Ce pacte, adopté cette année, est ainsi composé de 25 engagements  RSE répartis en 5 piliers : gouvernance responsable; proposition de produits de qualité respectueux de la santé de l’Homme; préservation des ressources naturelles; limitation de l’impact environnemental; développement des contributions citoyennes et sociales. Rien de très novateur pour cette société qui a « déjà un niveau d’engagement extrêmement fort » selon Vivien Pertusot.  

C’est donc sur la structure propriétaire qu’il faut s’attarder. A terme, FICUS fondaction détiendra ainsi l’intégralité des actions du fondateur dans la holding CK Invest, soit 68% du capital de Compagnie Léa Nature. Si le fonds de dotation sera l’actionnaire majoritaire, il n’a cependant pas « vocation à intervenir dans la gestion de l’entreprise mais bien sur le maintien de ses valeurs historiques », explique le dossier de presse. 

Le modèle de la fondation actionnaire, possible depuis la loi Pacte, est encore peu utilisé en France. Il est pourtant plus « radical » encore, estime Virginie Seghers, la présidente de Prophil, un cabinet qui travaille à la fois sur les sociétés à mission et les fondations actionnaires via la communauté De Facto, et qui a également accompagné Léa Nature. 

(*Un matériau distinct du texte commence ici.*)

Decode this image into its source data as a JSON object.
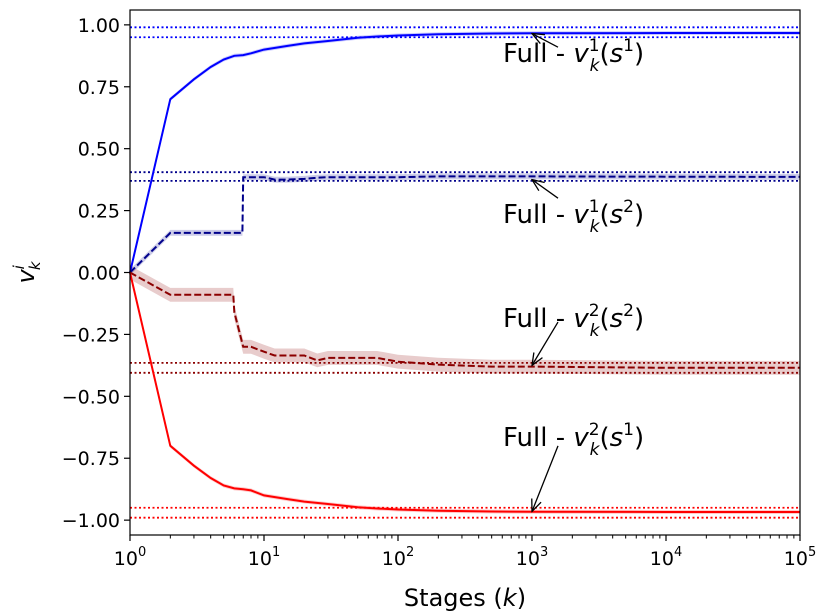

Dans une tribune parue dans Les Echos, celle-ci explique que si la mission engage l’actionnaire légalement, « elle ne le transforme pas, car elle ne touche ni au modèle de propriété, ni profondément à la gouvernance, et ne résout en rien les questions de transmission ». Celui de la fondation actionnaire, si. Pour autant, la spécialiste précise alors que ces deux modèles sont parfaitement compatibles comme le montre l’exemple du groupe Cetih, une ETI spécialisée dans les ouvertures et la rénovation énergétique.  

Illustration : Léa Nature

*la raison d’être de Léa Nature : « Proposer des produits sains, naturels et biologiques respectueux de la santé de l’Homme et de la nature, accessibles au plus grand nombre et favoriser les économies locales, dans le domaine de l’alimentation, de la santé, de l’hygiène beauté et des produits pour la maison ».